Le Sommet de l'Éducation ne tire aucune conclusion sur l'avenir financier d'Erasmus+

La Commission européenne est résolue à démontrer son attachement aux sujets humains. Après avoir organisé une réunion des chefs d'État ou de gouvernement sur le thème de l'Europe sociale en novembre 2017, elle a tenu, le 25 janvier, son premier Sommet de l'Éducation auquel ont assisté 18 ministres et 3 secrétaires d'État.

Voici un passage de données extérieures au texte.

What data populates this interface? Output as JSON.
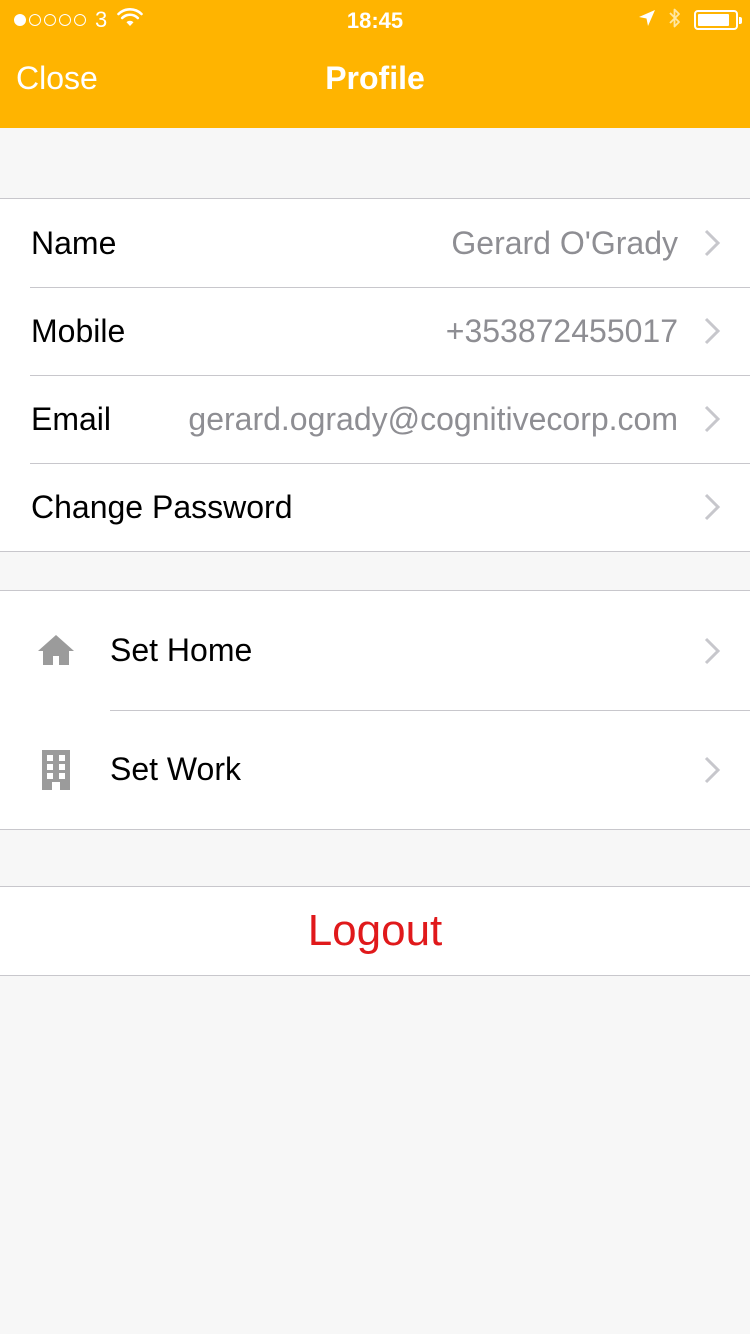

Un second est déjà prévu à l'automne 2019.

Cette réunion doit, selon les termes du commissaire Tibor Navracsics, servir « à poser les fondations d'un espace européen de l'éducation qui soit solide et à le construire sur une vision claire de ce que nous voulons d'ici 2025 ». Elle n'a par contre abordé que très brièvement la question la plus en vogue du moment, l'avenir du programme Erasmus + une fois que le Royaume-Uni aura quitté l'Union européenne et que le cadre financier actuel arrivera à expiration. 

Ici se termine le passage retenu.